While neither Curry nor James have played in the most postseason games in the last 10 years (that would be Klay Thompson and Draymond Green), they are the eldest active players in the top eight (hello, Al Horford) as well as the two who most define their respective teams. Thus, the snap decisions on who's too old to keep doing this will fall decisively upon them because we don't like our icons aging.
We always think the best players can go on forever because that's the mythology we enjoy. Tom Brady is still acting like he wants to return to football at age 47, though this could just be him preening for a reaction, and no, he is not above that sort of thing. To be honest, that may also be true at some point for James and Curry; they just haven't been chronologically tested that way.
James and Curry, though, are judged differently than most because their jobs are more rarefied. They are tasked with carrying their limited teams beyond their capacities—James more so than Curry—and their relatively pedestrian win-loss records become reflections on them rather than the rosters around them. Not because they are solely responsible for them, mind you, though James has historically taken a more active role in roster construction than Curry, but because sports fans delegate blame downward. Once a player has shown that he can be perceived as the prime reason for victory, it doesn't take much of a stretch to perceive him as the reason for underachievement.

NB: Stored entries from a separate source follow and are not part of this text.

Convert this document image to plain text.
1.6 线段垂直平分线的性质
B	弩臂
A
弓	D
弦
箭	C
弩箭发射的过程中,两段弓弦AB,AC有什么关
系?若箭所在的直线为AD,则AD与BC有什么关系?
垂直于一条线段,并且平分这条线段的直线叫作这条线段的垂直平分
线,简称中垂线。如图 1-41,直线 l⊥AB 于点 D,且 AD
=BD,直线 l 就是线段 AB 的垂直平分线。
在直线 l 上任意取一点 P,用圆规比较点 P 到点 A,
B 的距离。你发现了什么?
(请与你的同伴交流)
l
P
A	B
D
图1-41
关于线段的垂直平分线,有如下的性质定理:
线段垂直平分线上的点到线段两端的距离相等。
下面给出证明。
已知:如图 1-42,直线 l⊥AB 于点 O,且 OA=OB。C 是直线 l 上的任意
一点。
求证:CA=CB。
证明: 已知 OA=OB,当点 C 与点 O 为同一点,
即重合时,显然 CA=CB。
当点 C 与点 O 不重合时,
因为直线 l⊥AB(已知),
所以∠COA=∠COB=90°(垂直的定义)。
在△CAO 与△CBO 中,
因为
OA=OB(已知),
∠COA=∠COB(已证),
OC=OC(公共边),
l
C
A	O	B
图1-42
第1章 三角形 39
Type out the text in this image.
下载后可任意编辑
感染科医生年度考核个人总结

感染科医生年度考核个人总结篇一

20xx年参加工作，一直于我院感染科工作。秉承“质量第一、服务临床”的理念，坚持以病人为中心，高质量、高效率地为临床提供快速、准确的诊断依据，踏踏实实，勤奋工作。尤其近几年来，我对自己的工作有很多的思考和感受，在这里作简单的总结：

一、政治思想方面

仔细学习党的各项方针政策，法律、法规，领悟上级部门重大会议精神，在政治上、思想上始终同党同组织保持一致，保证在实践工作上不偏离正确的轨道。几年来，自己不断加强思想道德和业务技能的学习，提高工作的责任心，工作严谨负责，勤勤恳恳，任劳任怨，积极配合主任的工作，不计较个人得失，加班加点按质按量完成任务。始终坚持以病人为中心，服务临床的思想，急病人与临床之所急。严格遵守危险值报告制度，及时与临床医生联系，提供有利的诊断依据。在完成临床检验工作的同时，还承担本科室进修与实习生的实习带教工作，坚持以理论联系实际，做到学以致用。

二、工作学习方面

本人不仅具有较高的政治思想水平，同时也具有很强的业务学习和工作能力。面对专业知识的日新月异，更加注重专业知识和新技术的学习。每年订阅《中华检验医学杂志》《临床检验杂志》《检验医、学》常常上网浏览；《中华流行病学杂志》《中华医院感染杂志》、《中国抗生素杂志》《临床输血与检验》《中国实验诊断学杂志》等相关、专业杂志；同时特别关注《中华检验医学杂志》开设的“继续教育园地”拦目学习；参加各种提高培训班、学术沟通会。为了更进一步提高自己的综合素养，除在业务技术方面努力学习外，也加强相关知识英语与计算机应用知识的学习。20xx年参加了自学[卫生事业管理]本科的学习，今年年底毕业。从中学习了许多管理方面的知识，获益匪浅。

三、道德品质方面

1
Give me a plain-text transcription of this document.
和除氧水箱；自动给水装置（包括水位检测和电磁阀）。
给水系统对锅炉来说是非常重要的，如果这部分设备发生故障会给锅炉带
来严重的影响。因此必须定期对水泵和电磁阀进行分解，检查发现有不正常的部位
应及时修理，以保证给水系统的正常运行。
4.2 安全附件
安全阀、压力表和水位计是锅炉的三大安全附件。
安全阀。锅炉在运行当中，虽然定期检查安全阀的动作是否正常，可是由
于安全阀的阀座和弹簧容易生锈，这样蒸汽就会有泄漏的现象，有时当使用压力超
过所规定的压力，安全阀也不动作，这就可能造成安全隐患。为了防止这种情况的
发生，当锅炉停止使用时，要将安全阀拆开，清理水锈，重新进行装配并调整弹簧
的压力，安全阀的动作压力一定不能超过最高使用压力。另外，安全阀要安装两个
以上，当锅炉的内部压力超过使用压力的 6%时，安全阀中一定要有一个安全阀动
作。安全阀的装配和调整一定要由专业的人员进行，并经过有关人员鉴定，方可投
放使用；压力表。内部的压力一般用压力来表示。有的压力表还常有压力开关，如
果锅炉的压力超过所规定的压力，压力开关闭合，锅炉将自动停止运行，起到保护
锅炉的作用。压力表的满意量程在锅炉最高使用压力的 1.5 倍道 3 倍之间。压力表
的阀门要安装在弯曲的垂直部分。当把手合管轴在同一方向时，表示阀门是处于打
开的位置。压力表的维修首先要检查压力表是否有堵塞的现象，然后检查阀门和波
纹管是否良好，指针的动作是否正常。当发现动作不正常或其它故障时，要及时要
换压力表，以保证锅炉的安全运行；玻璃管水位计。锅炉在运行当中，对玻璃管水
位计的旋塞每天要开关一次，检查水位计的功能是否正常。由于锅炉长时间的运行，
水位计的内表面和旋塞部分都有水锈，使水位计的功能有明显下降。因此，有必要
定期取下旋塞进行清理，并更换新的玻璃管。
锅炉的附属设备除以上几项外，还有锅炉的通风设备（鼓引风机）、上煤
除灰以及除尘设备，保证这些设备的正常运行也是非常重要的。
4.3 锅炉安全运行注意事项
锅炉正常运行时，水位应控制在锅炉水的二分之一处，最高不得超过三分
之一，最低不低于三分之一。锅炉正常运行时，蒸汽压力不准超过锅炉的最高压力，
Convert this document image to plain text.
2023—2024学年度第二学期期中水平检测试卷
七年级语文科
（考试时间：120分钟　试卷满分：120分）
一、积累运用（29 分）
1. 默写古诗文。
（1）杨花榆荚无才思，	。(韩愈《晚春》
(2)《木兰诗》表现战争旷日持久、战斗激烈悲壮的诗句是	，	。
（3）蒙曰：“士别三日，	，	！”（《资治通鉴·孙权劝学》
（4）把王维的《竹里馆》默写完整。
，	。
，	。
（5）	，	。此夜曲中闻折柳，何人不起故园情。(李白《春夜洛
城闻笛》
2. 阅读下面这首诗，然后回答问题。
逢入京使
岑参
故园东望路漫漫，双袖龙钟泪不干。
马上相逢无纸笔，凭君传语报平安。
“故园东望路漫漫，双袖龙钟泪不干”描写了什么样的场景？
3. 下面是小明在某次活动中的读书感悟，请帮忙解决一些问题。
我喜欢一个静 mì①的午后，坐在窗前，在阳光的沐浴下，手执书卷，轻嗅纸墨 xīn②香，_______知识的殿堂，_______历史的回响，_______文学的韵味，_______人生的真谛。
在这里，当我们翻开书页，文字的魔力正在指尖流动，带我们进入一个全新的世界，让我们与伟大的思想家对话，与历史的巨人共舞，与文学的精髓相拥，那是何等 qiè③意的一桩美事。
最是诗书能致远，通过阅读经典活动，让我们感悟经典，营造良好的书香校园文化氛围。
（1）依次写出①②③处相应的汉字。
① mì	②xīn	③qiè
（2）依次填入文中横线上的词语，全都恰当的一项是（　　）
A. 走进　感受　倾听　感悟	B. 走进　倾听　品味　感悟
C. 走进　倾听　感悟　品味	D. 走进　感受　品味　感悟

And here's why the fingers of blame may stick a bit more this time. The NBA has re-weaponized the role of the veteran playoff team this year by changing the way it wants its games officiated to more resemble the good old days of … well, 2014. You can draw charges again. You can almost kind of handcheck again. Fouls are back. The pivotal All-Star Game fiasco caused the elves in the league office to change the rules of engagement after a five-month free-for-all, and the young'uns who led that development have had to adjust to the changing whims of management aesthetics for the first time.
This would suggest that veteran playoff performers like the Warriors and Team LeBron would have an inherent know-how advantage with new rules interpretations that are really just old rules interpretations. The game has come back to them in a way, though not soon enough to get them out of the play-in round.
So it is that Golden State finds itself against a younger yet profoundly weirder Sacramento team and the Lakers in Louisiana facing Zion Williamson, Brandon Ingram and Jonas Valanciunas, one of only six players to start every game this year. Road games are harder to win in the real season, and this counts as part of the real season no matter what the league says about it. When you're one-and-done, you're one-and-done, and it is not beyond conception that both James's and Curry's teams could very well be the dones rather than the ones.
And if that happens, guess what will be mentioned first. Yep. Birthdays, as in too many of them. Half-baked crystal gazing to determine when retirement becomes the prime option for both of them because they couldn't carry one more team into May or even June.